Most world religions, it seems to me, have spiritual practices centered on food.
Often it is refraining from eating certain foods, or eating only foods raised, prepared or blessed a certain way—vegetarianism, hallal, and kashrut come quickly to mind. There are also ritualized meals, such as the Passover seder and its transmogrified stepchild, the Eucharist. Food and drink frequently follow worship in many traditions.
And, of course, there are fasts—abstaining from all food or certain foods for a set period of time—the Day of Atonement, the month of Ramadan, or the season of Lent.
Religious liberals are not without food practices. Many of us seek out locally grown or organic produce, refrain from eating food produced by corporations or food that is highly processed.
Religious liberals, of course, are free to keep a fast or not. Often, our food practices (like much of what we do) are what we choose for ourselves.
The discipline of fasting has a bad reputation among religious liberals, as overlayed as it is for many with uncomfortable memories of headaches and stomach gurglings during endless Yom Kippur services or the guilt and temptation of restrictive Lenten practices or dying for a sip of water during Ramadan. We were supposed to feel bad about ourselves somehow, something that goes against the grain of liberalism’s spirit.
There are some things that religious liberals don’t do well, and penance is one of them. Discipline is another. While preparing for a Sunday morning service on forgiveness, my congregation’s music director and I reflected on the dearth of materials about being sorry and confessing one’s wrongs in the Unitarian Universalist hymnal. There were readings and songs about forgiveness, of course, but none that explicitly ask for forgiveness for missteps. The music director said: “It’s as if UUs are always forgiven, but never sorry.”

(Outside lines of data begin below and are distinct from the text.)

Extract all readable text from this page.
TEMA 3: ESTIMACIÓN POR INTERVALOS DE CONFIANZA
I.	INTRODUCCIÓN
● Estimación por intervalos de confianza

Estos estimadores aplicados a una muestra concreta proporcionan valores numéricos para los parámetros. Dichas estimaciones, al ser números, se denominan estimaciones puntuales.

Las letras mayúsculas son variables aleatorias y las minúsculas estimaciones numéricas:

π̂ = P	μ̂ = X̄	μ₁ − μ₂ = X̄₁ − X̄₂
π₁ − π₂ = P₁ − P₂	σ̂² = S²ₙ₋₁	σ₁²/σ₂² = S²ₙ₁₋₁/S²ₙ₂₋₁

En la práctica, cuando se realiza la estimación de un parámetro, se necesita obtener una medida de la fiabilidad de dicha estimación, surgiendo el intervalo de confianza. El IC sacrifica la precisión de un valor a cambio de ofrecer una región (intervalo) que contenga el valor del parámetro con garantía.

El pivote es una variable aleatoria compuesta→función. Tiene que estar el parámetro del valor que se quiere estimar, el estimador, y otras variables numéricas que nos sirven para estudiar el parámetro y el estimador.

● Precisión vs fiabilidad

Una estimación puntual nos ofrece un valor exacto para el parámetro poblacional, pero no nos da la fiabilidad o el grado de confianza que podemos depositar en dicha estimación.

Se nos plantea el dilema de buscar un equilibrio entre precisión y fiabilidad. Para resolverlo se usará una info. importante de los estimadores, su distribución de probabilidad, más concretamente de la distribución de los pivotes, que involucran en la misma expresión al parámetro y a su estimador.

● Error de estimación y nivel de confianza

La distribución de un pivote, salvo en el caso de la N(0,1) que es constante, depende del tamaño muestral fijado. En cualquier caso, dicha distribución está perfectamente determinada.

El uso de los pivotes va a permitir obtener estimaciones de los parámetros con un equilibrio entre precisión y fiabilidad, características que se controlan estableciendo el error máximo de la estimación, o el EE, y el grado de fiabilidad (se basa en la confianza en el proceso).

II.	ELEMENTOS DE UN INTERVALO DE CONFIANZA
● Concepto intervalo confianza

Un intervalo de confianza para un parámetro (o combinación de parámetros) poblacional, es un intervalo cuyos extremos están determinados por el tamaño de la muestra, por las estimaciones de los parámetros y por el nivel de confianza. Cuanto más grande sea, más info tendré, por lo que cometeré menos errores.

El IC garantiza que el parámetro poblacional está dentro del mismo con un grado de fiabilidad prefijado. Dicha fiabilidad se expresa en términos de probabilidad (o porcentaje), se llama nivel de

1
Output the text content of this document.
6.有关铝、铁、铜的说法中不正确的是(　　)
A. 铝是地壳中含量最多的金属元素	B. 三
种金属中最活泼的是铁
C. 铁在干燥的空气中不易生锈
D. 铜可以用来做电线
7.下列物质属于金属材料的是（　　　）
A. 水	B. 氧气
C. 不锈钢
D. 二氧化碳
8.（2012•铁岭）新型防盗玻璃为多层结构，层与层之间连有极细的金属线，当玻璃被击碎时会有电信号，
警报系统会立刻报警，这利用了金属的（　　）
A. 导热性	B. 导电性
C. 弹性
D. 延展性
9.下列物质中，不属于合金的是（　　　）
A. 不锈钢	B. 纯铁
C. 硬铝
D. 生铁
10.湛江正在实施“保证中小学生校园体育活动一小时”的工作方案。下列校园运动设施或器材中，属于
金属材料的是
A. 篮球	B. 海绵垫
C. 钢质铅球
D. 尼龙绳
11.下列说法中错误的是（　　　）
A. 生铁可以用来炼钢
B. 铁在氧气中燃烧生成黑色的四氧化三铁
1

Because fasting is associated with penance and forgiveness of sin in the Abrahamic faith traditions, many religious liberals reject it. We’re not big on including in our religious life admitting we made a mistake, got something wrong or did harm to others—and saying sorry. We’re not big on guilt, often because we confuse guilt with shame. Guilt is the sign that one’s moral conscience is alive and well, and is triggered when we realize we have caused harm; shame is the pervasive sense that one is worthless or unworthy.
Liberal Christians have reinterpreted Lent as a season of introspection and spiritual discipline. “You don’t have to give anything up,” they cheerfully say, “take something on instead, like daily prayer or meditation or Bible-reading.”
As a religious liberal myself, I also object to the mortification of the flesh implied in many forms of fasting. It is the body that must be disciplined, in this view, because it is the source of sin and wrongdoing. One must rise above the flesh to be more spiritual, more like God—dispassionate and bodiless. I disbelieve in this willed opposition of body and soul, earth and spirit.
So with all of this in mind, I have decided to give up meat and dairy for Lent. (Or, for the cheery positive thinker, I have decided to take up veganism). Well, vegan until dinner, as Mark Bittman advises. For personal reasons, I choose not to deem entire food groups forbidden and off limits, so I may eat limited amounts of meat and dairy at my evening meal.
Abstaining from meat and dairy has been the traditional practice during Lent, of course. Interesting that what we now call veganism has been embedded in the practice of many North Americans by another name for so long. I’ve been eating less and less animal products over the past several years, and have become more conscientious about eating locally produced and whole foods. Often, I have been enjoined to try going completely vegan for a limited time—forty days or a month is often suggested—and I kind of put two and two together: vegan for forty days during Lent.
Because food is so daily, cooking and eating so regular in my day, I like having a spiritual practice associated with it. It creates an atmosphere of mindfulness. The routine and mundane take on significance. There is a sense in which I am somehow participating more consciously in the rhythms of the earth. My daily choices have an effect on animals and farmers and climate change and natural resources. It reminds me that I am connected to something larger than myself, that I am a strand in a vast interconnected living web. Care of the body and care of the larger earthbody are simultaneous.
For those of you who observe Lent, however you mark it, may it indeed be a time of introspection and prayer, mindfulness and preparation for the coming banquet to which all are invited and nobody turned away hungry.
I am also doing a food-based Lent. Husband and I give up going out to eat and I also add on going vegan. Good Luck and I hope it provides what you are looking for.